I am going through the old records of NFPTE, including its journal, P&T Labour and the all India journals of the affiliated unions, for preparing the P&T TU History. In fact, I was surprised by the  systematic and well oiled functioning of the Federation and the unions.

The All India Conferences were being held every year as also Federal Council. A large number of Federal Executive Committee meetings  are held in which the NFPTE Office-bearers and General Secretaries participate. NFPTE and most of the All India Unions functioned in the same rented building, ‘P&T House’, in Pusa Road. The journals are regularly published. Not only the issues of the P and T workers, but general issues of the people are also included.

The  minutes of the committee meetings and conferences are well documented in the journals. The names of the speakers and what they spoke are given in nut shell. In the case of elections and contests, the proposals, the names of the proposers and seconded, the votes received etc. etc. are given in detail. It must have been a herculean task to prepare all these things.

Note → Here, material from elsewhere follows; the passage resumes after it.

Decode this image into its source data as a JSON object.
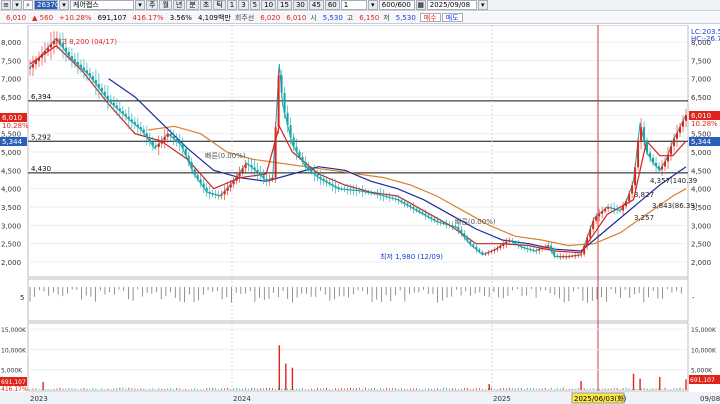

Accounts were published every month in the journals, so that the members can understand the financial position of the union/Federation. Parliament discussion on P&T and Central Government employees issues were published in detail. It also included the branch/circle union reports. Photoes were not much, but whatever were there, were good ones.

Manual composing, proof reading and printing might have taken a good time of the leaders. From the accounts, one can see that the Federation/Unions were functioning with limited funds.

NFPTE had close connection with many trade unions outside India. It was affiliated to Posts, Telegraph, Telephones, International(PTTI). Some of the Presidents of the all India Unions and Federation were ‘outsiders’, who were Members of Parliament/Trade union leaders.

Many more things can be mentioned about the systematic functioning of the Union. I am writing the above taking note of the functioning during the few years after the formation of NFPTE.

Naturally, NFPTE was looked upon that time as a mighty organisation of the workers. I got inspired by the massive struggles organised by NFPTE including the 1960 Five Days Glorious Strike.